A:You might want to get another opinion. Sure, a new kitchen would be nice, but is that the end-all, be-all? Either way, there’s no way I’d go into debt to make this happen. Your house isn’t even on the market yet. There’s no reason to fix up a house that’s not for sale, especially when you only have $3,500 to your name.
There is, for sure, a financial storm brewing on your horizon. Start right now living on rice and beans and saving up piles of cash to build a bigger umbrella.
Wait until he actually lands another job before you make any big decisions. What if something pops up where you are? If you end up moving, then you might take $2,000 from savings to fix up the kitchen and get the house sold. Don’t do it unless you’re going to pay cash, though. You don’t want a second mortgage hanging over your heads, making everything even more difficult.
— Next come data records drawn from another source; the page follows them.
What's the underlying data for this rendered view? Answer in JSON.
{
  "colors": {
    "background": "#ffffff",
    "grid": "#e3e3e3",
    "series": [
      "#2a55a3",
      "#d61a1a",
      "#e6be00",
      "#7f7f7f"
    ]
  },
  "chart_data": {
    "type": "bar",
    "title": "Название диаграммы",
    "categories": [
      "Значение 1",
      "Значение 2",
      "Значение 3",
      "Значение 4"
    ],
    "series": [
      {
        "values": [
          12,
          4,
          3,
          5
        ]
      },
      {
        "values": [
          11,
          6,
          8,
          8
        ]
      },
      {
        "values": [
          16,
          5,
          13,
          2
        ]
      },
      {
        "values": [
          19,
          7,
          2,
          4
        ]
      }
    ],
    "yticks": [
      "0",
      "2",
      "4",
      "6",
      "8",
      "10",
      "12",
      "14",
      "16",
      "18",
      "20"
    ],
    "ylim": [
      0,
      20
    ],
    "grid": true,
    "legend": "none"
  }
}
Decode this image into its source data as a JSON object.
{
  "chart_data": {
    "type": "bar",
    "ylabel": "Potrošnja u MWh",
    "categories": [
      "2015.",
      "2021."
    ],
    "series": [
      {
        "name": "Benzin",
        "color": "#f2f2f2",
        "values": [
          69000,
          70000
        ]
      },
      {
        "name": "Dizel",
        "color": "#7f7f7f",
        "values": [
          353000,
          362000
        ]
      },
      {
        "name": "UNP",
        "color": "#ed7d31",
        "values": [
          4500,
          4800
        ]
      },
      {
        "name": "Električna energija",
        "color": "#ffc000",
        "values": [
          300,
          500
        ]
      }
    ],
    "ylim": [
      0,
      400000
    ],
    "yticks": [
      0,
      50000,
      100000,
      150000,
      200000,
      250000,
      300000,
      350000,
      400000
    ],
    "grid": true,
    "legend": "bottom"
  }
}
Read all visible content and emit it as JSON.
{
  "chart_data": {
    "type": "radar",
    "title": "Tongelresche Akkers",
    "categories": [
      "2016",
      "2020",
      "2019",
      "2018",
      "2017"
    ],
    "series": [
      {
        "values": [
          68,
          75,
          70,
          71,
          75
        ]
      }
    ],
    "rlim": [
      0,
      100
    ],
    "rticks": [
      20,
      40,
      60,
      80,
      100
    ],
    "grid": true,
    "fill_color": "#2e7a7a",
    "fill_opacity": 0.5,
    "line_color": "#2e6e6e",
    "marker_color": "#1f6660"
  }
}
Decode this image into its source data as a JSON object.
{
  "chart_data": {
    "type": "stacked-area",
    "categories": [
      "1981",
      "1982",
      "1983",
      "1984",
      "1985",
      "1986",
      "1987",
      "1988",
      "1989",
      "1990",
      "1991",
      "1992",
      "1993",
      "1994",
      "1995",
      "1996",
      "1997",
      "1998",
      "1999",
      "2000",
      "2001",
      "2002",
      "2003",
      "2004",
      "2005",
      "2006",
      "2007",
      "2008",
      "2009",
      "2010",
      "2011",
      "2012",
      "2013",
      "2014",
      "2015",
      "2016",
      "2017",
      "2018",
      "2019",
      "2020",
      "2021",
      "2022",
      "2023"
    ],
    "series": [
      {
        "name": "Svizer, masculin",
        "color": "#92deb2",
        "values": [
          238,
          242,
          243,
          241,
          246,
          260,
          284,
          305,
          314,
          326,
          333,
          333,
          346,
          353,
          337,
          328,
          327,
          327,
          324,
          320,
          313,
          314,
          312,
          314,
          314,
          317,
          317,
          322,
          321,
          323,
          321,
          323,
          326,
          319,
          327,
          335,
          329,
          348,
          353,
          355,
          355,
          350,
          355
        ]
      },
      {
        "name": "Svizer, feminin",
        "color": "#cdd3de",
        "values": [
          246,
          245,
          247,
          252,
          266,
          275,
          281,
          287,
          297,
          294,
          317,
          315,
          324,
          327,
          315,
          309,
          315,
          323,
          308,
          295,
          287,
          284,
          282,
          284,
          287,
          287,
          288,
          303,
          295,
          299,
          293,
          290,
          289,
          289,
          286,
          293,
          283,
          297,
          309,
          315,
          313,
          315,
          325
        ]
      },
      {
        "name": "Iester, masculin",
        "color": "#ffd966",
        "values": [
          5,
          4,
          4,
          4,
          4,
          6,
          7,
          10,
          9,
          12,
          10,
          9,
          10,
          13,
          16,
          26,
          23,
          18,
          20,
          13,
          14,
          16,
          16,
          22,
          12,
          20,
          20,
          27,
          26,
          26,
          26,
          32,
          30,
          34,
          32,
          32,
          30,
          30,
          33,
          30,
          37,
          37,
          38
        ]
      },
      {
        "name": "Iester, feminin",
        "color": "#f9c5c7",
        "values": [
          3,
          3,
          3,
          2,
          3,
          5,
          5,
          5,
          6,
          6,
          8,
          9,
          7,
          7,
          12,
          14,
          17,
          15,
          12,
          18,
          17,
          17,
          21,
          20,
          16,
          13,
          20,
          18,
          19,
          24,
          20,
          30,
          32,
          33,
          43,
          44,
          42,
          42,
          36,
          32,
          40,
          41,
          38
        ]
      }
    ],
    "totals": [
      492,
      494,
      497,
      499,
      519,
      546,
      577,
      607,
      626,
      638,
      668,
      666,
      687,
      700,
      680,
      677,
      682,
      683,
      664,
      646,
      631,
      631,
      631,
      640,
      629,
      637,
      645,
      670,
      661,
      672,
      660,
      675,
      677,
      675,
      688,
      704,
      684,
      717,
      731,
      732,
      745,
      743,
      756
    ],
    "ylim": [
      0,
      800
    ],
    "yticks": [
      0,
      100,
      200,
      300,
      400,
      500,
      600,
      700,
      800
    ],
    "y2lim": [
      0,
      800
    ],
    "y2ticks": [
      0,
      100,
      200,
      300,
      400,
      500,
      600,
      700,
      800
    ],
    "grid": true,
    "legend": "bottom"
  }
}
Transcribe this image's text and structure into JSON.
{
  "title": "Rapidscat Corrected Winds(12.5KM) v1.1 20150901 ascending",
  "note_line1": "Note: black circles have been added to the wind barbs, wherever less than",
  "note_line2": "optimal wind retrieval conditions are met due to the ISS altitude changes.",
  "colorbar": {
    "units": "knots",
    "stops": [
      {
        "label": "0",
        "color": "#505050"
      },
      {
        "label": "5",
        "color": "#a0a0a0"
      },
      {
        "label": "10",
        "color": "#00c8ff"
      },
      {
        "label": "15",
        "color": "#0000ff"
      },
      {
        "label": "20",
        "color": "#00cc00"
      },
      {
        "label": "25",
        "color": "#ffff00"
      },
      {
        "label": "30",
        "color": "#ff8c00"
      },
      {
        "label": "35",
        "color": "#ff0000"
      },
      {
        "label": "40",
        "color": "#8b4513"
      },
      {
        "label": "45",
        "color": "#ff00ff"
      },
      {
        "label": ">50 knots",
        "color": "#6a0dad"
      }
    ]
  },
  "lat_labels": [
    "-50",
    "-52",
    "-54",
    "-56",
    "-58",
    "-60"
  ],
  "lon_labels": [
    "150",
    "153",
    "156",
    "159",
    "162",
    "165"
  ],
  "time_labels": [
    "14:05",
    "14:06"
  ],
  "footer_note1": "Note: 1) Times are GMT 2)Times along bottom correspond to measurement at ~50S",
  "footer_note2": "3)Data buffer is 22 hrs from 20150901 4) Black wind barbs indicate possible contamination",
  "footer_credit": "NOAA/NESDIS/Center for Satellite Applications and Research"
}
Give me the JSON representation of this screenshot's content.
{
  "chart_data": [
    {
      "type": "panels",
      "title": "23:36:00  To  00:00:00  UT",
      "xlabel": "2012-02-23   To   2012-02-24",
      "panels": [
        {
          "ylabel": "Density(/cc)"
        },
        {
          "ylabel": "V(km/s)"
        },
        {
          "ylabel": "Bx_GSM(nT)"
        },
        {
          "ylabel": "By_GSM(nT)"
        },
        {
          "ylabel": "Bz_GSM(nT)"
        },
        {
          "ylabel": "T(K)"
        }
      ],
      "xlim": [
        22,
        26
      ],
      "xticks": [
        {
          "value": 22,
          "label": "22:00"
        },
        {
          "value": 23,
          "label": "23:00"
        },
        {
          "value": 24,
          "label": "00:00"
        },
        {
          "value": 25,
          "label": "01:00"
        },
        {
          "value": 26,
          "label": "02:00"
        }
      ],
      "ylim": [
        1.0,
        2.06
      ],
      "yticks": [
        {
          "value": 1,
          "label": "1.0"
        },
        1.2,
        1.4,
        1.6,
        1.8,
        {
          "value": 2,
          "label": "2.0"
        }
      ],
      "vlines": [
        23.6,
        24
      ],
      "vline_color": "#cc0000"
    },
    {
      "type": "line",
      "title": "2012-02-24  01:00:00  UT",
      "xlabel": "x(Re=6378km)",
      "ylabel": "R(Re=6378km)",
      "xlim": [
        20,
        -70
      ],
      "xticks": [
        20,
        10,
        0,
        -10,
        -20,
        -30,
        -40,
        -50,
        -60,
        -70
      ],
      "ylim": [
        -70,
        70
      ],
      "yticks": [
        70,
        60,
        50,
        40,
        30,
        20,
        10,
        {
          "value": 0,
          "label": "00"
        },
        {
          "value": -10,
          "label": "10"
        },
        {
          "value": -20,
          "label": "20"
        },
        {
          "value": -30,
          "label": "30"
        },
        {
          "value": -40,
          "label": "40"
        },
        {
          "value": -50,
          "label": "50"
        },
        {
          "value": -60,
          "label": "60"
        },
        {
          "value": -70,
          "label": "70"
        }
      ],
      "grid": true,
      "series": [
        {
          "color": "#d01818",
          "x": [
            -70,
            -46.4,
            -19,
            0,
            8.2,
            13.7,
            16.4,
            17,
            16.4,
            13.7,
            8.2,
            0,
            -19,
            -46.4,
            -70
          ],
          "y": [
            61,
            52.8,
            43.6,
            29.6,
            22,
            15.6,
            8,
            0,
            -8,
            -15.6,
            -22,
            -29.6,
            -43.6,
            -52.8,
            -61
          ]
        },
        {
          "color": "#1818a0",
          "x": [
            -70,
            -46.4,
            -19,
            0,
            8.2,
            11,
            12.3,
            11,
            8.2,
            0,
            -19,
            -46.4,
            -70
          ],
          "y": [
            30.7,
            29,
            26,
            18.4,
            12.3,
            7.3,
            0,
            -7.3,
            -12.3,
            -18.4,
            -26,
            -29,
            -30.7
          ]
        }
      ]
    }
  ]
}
Q: Could you explain, and comment on, investing in Viaticals? I’ve been hearing offers that guarantee 10 percent. Does that sound fishy to you?
A:Everything about Viaticals is fishy. Stay away from them! A Viatical investment is when you buy a position in a terminally ill person’s life insurance policy. Mathematically, you’re betting on when they will die. A tremendous number of scam artists are involved in these things, and even the ones who go by the book have a lot of trouble, because you really can’t predict when someone’s going to die.
Viaticals are a disaster. They’re being slammed by state attorneys general all across the country. Lots of these companies are being shut down, and most of those that are technically legitimate in this area are incompetent.
Never put money in Viaticals.
Demand note dud
Q: My parents asked me if I know anything about GMAC demand notes. Apparently, they’re thinking about getting into these to diversify their portfolio. What do you know about these, and is this a good idea?
A: Your parents need to run as fast as they can from whoever is pitching this idea to them. A note is a debt. So, the next question goes something like this: Would you want to be in the position of having General Motors owe you money right now? I don’t think so.
Basically, people who invest in this kind of thing end up being creditors. Then if the company goes belly up, guess who usually doesn’t get paid? That’s right, the creditors. Plus, the company is teetering on the brink of disaster.
There’s no way I’d do this, and I’d never again take advice from the one who suggested it. This is one of the worst ideas I’ve ever heard.